Screen Talk: Comic potential
Friday 24 February 2012
The comic industry's Eisner Awards may not be globally renowned, but Hollywood and beyond certainly regards winners as having big-screen potential. But it came down to a British-based production banner, Studio Eight, to option the film rights to I Killed Adolf Hitler, a graphic novel by Norwegian comic artist Jason (aka John Arne Sæterøy). The novel's publisher, Fantagraphics, has hired screenwriter D C Walker of Up Country Productions to adapt the 2007 Eisner Award winner. The story follows the adventures of a hitman who encounters complications after travelling back in time to 1938 to assassinate Hitler.
Meryl the matriarch
Good news for theatregoers hoping to see a film adaptation of Tracy Letts' play August: Osage County. While talk of an adaptation has long been mooted, The Weinstein Co. has attached Julia Roberts and Meryl Streep to the project, which will be directed by John Wells (The Company Men). The adaptation has been pencilled in to begin production this autumn. The play follows the women of a family whose lives have splintered in many directions, until a crisis brings them back to their childhood home and to the dysfunctional woman who raised them. Streep is being lined up to play the pill-popping matriarch, while Roberts will portray her daughter. Deals and schedules have taken some time to work out for the backers.
Lionsgate to China
The Canadian mini-major Lionsgate has secured one of the most widespread deals in China for its movie titles via video, on demand and pay-per-view. And the Hollywood industry will be desperate to find out just how well the Chinese paying public take to offerings of movies including Hotel Rwanda, Dirty Dancing, The Blair Witch Project and the Saw franchise via the service, named YOU On Demand. A very different sort of film executive is launching the service. YOU On Demand chairman and CEO, Shane McMahon, is a former professional wrestler and executive at World Wrestling Entertainment. Lionsgate is using YOU On Demand as a middleman to sell its movies in China and to more easily penetrate China's tightly controlled media market. Warner Bros. last year signed an earlier deal with YOU On Demand to offer films in China on similar platforms.

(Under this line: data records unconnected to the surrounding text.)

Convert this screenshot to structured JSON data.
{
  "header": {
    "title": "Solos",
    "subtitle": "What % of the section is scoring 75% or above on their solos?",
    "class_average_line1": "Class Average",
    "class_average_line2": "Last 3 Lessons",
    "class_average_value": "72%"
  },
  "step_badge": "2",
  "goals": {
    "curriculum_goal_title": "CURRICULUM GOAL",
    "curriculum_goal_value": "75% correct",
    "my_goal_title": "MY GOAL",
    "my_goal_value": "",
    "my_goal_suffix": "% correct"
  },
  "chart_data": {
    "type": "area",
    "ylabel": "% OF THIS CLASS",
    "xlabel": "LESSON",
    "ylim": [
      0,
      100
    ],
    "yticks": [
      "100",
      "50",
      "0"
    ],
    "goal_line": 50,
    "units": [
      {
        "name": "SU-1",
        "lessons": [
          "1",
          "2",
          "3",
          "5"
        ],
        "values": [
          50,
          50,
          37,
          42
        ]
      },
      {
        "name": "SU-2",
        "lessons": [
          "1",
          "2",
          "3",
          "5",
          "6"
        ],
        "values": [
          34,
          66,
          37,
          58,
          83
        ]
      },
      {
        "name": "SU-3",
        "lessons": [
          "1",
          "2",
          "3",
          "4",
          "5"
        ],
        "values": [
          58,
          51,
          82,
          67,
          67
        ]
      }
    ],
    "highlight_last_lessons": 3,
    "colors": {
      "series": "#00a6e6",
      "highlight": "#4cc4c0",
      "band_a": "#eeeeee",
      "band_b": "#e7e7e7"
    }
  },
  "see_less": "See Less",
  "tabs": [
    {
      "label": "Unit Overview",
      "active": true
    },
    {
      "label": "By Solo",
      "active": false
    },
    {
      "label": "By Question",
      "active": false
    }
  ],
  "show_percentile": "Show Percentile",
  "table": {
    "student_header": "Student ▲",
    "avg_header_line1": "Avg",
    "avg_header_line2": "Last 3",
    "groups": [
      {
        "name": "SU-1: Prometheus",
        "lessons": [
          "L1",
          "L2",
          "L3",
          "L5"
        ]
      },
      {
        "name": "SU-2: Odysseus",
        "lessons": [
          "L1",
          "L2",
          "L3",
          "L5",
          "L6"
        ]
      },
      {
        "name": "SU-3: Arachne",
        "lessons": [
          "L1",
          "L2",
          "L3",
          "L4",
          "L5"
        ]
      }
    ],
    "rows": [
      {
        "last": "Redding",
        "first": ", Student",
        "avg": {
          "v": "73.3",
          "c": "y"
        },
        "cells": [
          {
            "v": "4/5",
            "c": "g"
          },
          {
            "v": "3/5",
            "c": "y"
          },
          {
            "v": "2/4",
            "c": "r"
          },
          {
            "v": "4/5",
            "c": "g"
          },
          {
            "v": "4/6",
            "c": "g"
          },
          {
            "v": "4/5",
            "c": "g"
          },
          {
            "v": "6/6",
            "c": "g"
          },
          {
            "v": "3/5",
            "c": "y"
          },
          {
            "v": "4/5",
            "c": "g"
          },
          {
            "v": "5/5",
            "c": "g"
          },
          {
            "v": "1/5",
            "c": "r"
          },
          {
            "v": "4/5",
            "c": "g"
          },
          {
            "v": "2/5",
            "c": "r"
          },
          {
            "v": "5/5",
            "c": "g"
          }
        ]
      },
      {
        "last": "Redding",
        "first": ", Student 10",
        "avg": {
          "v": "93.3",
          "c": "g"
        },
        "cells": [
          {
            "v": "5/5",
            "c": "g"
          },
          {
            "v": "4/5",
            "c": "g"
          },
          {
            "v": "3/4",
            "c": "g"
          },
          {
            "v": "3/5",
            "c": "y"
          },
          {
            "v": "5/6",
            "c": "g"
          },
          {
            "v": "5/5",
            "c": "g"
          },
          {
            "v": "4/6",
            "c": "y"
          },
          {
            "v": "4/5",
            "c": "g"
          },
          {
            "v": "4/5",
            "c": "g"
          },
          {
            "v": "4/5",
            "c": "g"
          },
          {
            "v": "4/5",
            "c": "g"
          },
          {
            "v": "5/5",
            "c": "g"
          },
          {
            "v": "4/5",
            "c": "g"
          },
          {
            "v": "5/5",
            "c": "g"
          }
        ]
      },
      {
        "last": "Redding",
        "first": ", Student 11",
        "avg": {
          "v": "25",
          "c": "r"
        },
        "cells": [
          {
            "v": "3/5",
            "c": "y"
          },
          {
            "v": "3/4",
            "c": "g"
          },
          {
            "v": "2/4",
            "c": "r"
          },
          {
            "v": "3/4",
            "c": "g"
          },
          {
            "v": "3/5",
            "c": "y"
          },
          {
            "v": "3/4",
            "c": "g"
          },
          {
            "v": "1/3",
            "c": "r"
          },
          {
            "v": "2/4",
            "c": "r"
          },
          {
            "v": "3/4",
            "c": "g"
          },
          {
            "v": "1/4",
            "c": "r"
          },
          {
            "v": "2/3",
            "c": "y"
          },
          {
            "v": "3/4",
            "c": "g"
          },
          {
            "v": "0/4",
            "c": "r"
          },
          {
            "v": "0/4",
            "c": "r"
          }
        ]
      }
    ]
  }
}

Russian director Sergei Bodrov is speeding towards a March start-of-shoot date this year for his adventure picture The Seventh Son. Starring Julianne Moore and Jeff Bridges, the film is being targeted for a February 2013 release by Warner Bros. Pictures. The family fantasy movie portrays the seventh son of a seventh son learning how to exorcise ghosts, contain witches and bind boggarts in the 1700s. A boggart, for the uninitiated, is a malevolent household fairy. The ensemble cast includes Ben Barnes, Kit Harington and Alicia Vikander. Bodrov's film is based on Joseph Delaney's young-adult book series; Matt Greenberg is writing the script.
Film-maker Michael Moore has settled his multimillion dollar legal battle with Harvey and Bob Weinstein over profits from the documentary Fahrenheit 9/11. The film grossed $222m worldwide. But, as is common in the movie industry, the settlement terms were not disclosed. Until May this year that is. So there will be queues outside the courthouse to find out just what happened after Moore sued the Weinsteins last February, claiming that the brothers and an affiliated entity called Fellowship Adventure Group agreed to split profits from the film 50/50, but then diverted at least $2.7m in profits from the documentary to avoid paying him. At the time, Weinstein lawyer Bert Fields dismissed Moore's claims.